Twitch's users would only find out about the breach six months after its discovery, on March 23, 2015, when the company published a short blog post that explained "there may have been unauthorized access to some Twitch user account information," but did not let on nearly how damaging the hack was to Twitch internally.... When Twitch finally disclosed the hack in March of 2015, security engineers at Twitch and Amazon, who had come to help with the incident response, concluded that the hack had started at least eight months before the discovery in October of 2014, though they had no idea if the hackers had actually broken in even earlier than that, according to the former employee. "That was long enough for them to learn entirely how our whole system worked and the attacks they launched demonstrated that knowledge," the former employee said...
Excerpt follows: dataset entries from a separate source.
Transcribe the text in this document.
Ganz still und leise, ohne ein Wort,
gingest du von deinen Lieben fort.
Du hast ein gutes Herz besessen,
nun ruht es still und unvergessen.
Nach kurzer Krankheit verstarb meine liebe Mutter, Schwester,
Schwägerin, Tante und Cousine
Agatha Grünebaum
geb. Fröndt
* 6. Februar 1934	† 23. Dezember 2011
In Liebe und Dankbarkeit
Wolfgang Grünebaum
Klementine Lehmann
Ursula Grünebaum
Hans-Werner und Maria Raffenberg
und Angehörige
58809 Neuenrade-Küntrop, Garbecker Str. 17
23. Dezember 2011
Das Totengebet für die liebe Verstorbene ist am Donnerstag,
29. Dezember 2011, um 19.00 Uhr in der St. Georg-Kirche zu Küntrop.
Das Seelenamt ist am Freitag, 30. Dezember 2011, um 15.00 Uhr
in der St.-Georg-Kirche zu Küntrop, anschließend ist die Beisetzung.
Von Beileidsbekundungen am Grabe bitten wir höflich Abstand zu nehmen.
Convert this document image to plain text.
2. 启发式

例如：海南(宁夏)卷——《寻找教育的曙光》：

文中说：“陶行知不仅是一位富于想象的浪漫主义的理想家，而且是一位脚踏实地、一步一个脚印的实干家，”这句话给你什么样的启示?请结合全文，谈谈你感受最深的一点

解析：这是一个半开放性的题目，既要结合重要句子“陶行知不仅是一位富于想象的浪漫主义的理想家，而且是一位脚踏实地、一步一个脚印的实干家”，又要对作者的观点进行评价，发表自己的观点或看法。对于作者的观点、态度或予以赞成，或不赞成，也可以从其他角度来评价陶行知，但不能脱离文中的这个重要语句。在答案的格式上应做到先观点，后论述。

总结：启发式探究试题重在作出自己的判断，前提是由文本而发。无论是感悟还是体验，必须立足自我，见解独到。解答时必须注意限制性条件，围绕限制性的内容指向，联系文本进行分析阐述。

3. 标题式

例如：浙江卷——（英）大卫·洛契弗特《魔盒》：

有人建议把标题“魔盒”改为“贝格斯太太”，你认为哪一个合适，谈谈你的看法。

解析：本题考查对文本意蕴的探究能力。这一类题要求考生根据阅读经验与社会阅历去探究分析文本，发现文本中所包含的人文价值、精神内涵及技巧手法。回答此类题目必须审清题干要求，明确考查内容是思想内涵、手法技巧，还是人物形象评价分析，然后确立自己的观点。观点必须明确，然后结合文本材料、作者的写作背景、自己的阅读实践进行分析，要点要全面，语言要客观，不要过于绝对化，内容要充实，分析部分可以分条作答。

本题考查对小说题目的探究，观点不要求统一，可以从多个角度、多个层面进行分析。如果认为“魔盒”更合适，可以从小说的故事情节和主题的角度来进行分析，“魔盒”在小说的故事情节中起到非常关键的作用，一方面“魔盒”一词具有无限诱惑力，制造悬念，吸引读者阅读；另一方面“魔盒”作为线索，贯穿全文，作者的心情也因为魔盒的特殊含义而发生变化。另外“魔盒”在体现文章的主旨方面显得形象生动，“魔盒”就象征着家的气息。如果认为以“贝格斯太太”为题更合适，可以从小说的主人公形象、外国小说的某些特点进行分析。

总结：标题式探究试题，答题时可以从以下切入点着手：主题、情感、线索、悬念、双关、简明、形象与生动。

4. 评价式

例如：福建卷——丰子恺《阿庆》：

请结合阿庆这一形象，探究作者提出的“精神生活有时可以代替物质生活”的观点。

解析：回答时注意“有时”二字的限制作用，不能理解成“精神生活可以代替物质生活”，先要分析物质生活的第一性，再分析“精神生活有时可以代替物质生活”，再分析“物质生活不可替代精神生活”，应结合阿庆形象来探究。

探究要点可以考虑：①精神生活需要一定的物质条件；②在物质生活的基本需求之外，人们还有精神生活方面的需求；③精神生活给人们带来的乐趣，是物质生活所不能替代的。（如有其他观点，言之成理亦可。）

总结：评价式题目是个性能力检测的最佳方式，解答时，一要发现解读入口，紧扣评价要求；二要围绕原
For months after the discovery and public announcement, several servers and services were internally labeled as "dirty," as a way to tell all developers and engineers to be careful when interacting with them, and to make sure they'd get cleaned up eventually. This meant that they were still live and in use, but engineers had put restrictions on them in the event that they were still compromised, according to three former employees. "The plan apparently was just to rebuild the entire infra[structure] from known-good code and deprecate the old 'dirty' environment. We still, years later, had a split between 'dirty' services (servers or other things that were running when the hack took place) and 'clean' services, which were fired up after," one of the former employees said. "We celebrated office-wide the day we took down the last dirty service!"
Another former employees tells Vice that the breach came as a surprise, even though the company hadn't invested in keeping itself secure. "Security efforts kept getting cancelled or deprioritized with the argument that 'everyone loves Twitch; no one wants to hack us.'" The Twitch engineer who'd first stumbled onto the breach described his reaction to Vice. " 'Oh fuck.' But I remember thinking that there was so much 'I told you so' here."

One former employee added later that a more recent incident just this month "demonstrates that they didn't learn anything from the incident in 2014." But not everyone agrees. Other former employees, however, said that the damage of this new data breach appears to be less severe than the 2014 hack. And that it's likely thanks to Twitch taking security more seriously since then.